Девушка за трельяжем пошевелилась. Дамы это заметили, и гостья, улыбнувшись, промолвила тихо:
— Неужели она опять уснет?
— Наверное, — отвечала хозяйка. — Она так повсеместно: придет, поспит и побежит в свою вонючку «совершать свое дело — потрошить чье-то мертвое тело».[335] Но, однако, надо сказать, что Бертенсон[336] их отлично держит в руках, особенно с тех пор, как они его огорчили.
— Но ведь и он их потом проучил…
— Это правда, но они все-таки от него много терпят.
— Но отчего же Лидии Павловне дома не спать?

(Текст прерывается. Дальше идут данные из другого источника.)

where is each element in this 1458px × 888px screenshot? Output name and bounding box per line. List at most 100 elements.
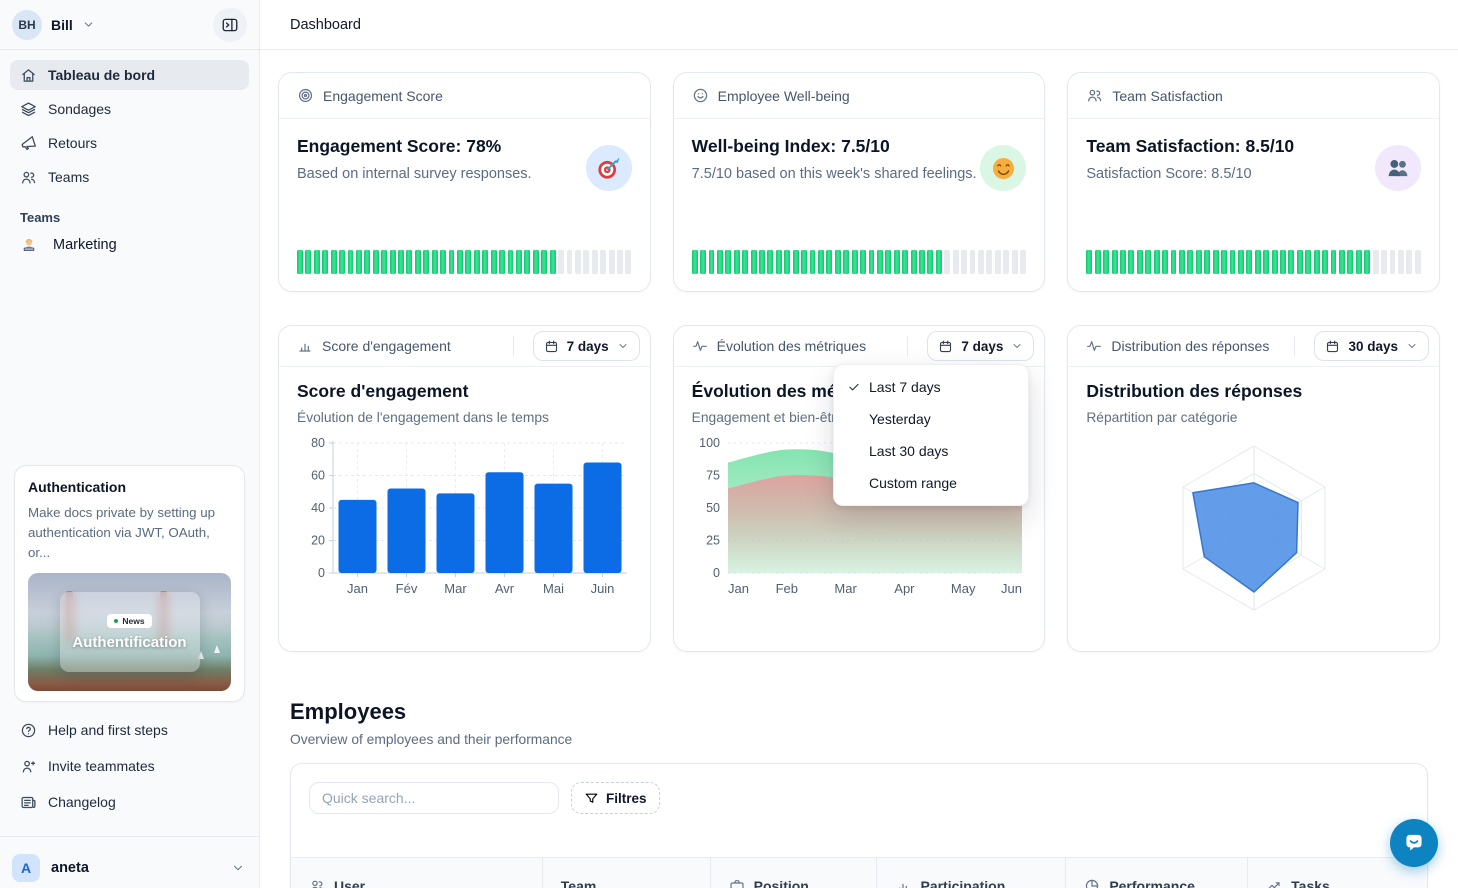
menu-item-custom-range[interactable]: Custom range [869, 475, 957, 491]
news-badge: News [107, 613, 152, 628]
sidebar-item-label: Invite teammates [48, 758, 155, 774]
menu-item-yesterday[interactable]: Yesterday [869, 411, 931, 427]
menu-item-last-30-days[interactable]: Last 30 days [869, 443, 949, 459]
column-header-team[interactable]: Team [543, 858, 711, 888]
progress-segment [1003, 250, 1010, 274]
sidebar-collapse-button[interactable] [213, 7, 247, 42]
chat-launcher-button[interactable] [1390, 819, 1438, 867]
svg-text:Mar: Mar [444, 581, 467, 596]
promo-image: News Authentification [28, 573, 231, 691]
progress-segment [952, 250, 959, 274]
filters-button[interactable]: Filtres [571, 782, 660, 814]
main-content: Dashboard Engagement Score Engagement Sc… [260, 0, 1458, 888]
bar-chart-icon [297, 338, 313, 354]
svg-text:Juin: Juin [591, 581, 615, 596]
progress-segment [1406, 250, 1413, 274]
column-header-performance[interactable]: Performance [1066, 858, 1249, 888]
progress-segment [1128, 250, 1135, 274]
progress-segment [1086, 250, 1093, 274]
progress-segment [1355, 250, 1362, 274]
progress-segment [1094, 250, 1101, 274]
svg-text:50: 50 [706, 501, 720, 515]
page-title: Dashboard [290, 16, 361, 33]
sidebar-item-tableau-de-bord[interactable]: Tableau de bord [10, 60, 249, 90]
progress-segment [1103, 250, 1110, 274]
progress-segment [1296, 250, 1303, 274]
search-input[interactable] [309, 782, 559, 814]
sidebar: BH Bill Tableau de bord Sondages Retours Te… [0, 0, 260, 888]
date-range-button[interactable]: 7 days [532, 331, 640, 361]
progress-segment [549, 250, 556, 274]
chart-title: Distribution des réponses [1086, 381, 1303, 401]
team-label: Marketing [53, 237, 117, 253]
progress-segment [826, 250, 833, 274]
progress-segment [566, 250, 573, 274]
sidebar-item-label: Tableau de bord [48, 67, 156, 83]
progress-segment [868, 250, 875, 274]
progress-segment [1020, 250, 1027, 274]
progress-segment [1178, 250, 1185, 274]
progress-segment [406, 250, 413, 274]
svg-text:Jan: Jan [347, 581, 368, 596]
progress-segment [725, 250, 732, 274]
date-range-button-open[interactable]: 7 days [927, 331, 1035, 361]
sidebar-nav: Tableau de bord Sondages Retours Teams [0, 50, 259, 196]
sidebar-item-help-and-first-steps[interactable]: Help and first steps [10, 716, 249, 744]
progress-segment [1229, 250, 1236, 274]
users-icon [20, 169, 37, 186]
progress-segment [818, 250, 824, 274]
column-label: Participation [920, 877, 1006, 888]
progress-segment [1237, 250, 1244, 274]
svg-text:100: 100 [699, 436, 720, 450]
panel-collapse-icon [221, 16, 239, 34]
progress-segment [1111, 250, 1118, 274]
svg-text:0: 0 [318, 566, 325, 580]
sidebar-team-marketing[interactable]: Marketing [0, 231, 259, 259]
progress-segment [423, 250, 430, 274]
progress-segment [944, 250, 951, 274]
promo-card-authentication[interactable]: Authentication Make docs private by sett… [14, 465, 245, 702]
briefcase-icon [729, 878, 745, 888]
progress-segment [775, 250, 782, 274]
progress-segment [617, 250, 623, 274]
date-range-button[interactable]: 30 days [1314, 331, 1430, 361]
progress-segment [313, 250, 320, 274]
stat-subtitle: Satisfaction Score: 8.5/10 [1086, 166, 1252, 182]
svg-text:20: 20 [311, 534, 325, 548]
sidebar-item-changelog[interactable]: Changelog [10, 788, 249, 816]
chevron-down-icon [1011, 340, 1023, 352]
stat-card-header-label: Engagement Score [323, 87, 443, 104]
progress-segment [1212, 250, 1219, 274]
column-header-participation[interactable]: Participation [877, 858, 1067, 888]
column-header-position[interactable]: Position [711, 858, 878, 888]
sidebar-item-invite-teammates[interactable]: Invite teammates [10, 752, 249, 780]
progress-segment [608, 250, 615, 274]
progress-segment [860, 250, 866, 274]
sidebar-item-retours[interactable]: Retours [10, 128, 249, 158]
progress-segment [389, 250, 396, 274]
progress-segment [843, 250, 850, 274]
chart-subtitle: Évolution de l'engagement dans le temps [297, 410, 549, 425]
sidebar-item-label: Teams [48, 169, 90, 185]
menu-item-last-7-days[interactable]: Last 7 days [834, 371, 1028, 403]
svg-text:Mai: Mai [543, 581, 564, 596]
svg-text:Mar: Mar [834, 581, 857, 596]
progress-segment [1120, 250, 1126, 274]
smiling-face-emoji-icon [980, 145, 1027, 191]
workspace-name: aneta [51, 859, 89, 876]
progress-segment [1397, 250, 1404, 274]
calendar-icon [938, 339, 953, 354]
stat-card-header-label: Team Satisfaction [1112, 87, 1223, 104]
progress-segment [893, 250, 900, 274]
progress-segment [339, 250, 345, 274]
progress-segment [1195, 250, 1202, 274]
workspace-switcher[interactable]: A aneta [0, 836, 259, 888]
column-header-tasks[interactable]: Tasks [1248, 858, 1427, 888]
sidebar-item-teams[interactable]: Teams [10, 162, 249, 192]
sidebar-item-label: Changelog [48, 794, 116, 810]
user-menu[interactable]: BH Bill [12, 9, 95, 40]
layers-icon [20, 101, 37, 118]
column-header-user[interactable]: User [291, 858, 543, 888]
sidebar-item-sondages[interactable]: Sondages [10, 94, 249, 124]
progress-segment [1170, 250, 1177, 274]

— Хаос в семье, все друг другу не нравятся, ей неприятно слышать, что говорят ее братья о гиппических конкурсах[337] и дуэлях, а тем неприятно, что она потрошит мертвое тело, да и матери неприятно слышать, чем она занята, вот и идет весь дом — кто в лес, кто по дрова… Но зато брат Лука ее очень ласкает и даже посылает ей цветы в вонючку.

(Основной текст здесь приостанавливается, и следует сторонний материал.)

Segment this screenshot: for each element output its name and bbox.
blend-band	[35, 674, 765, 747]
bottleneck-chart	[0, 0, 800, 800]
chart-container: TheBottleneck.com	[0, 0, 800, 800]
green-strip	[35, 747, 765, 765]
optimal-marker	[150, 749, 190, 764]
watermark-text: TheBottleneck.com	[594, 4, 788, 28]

Гостья кивнула на спящую и тихо спросила:
— Она ведь скоро кончит и будет фельдшеричка?
— Да.
— Мне помнится, она еще давно как будто бы училась перевязкам?
— Ах, ее ученьям несть конца: и гимназия, и педагогия, и высшие курсы — все пройдено, и серьги из ушей вынуты, и корсет снят, и ходит девица во всей простоте.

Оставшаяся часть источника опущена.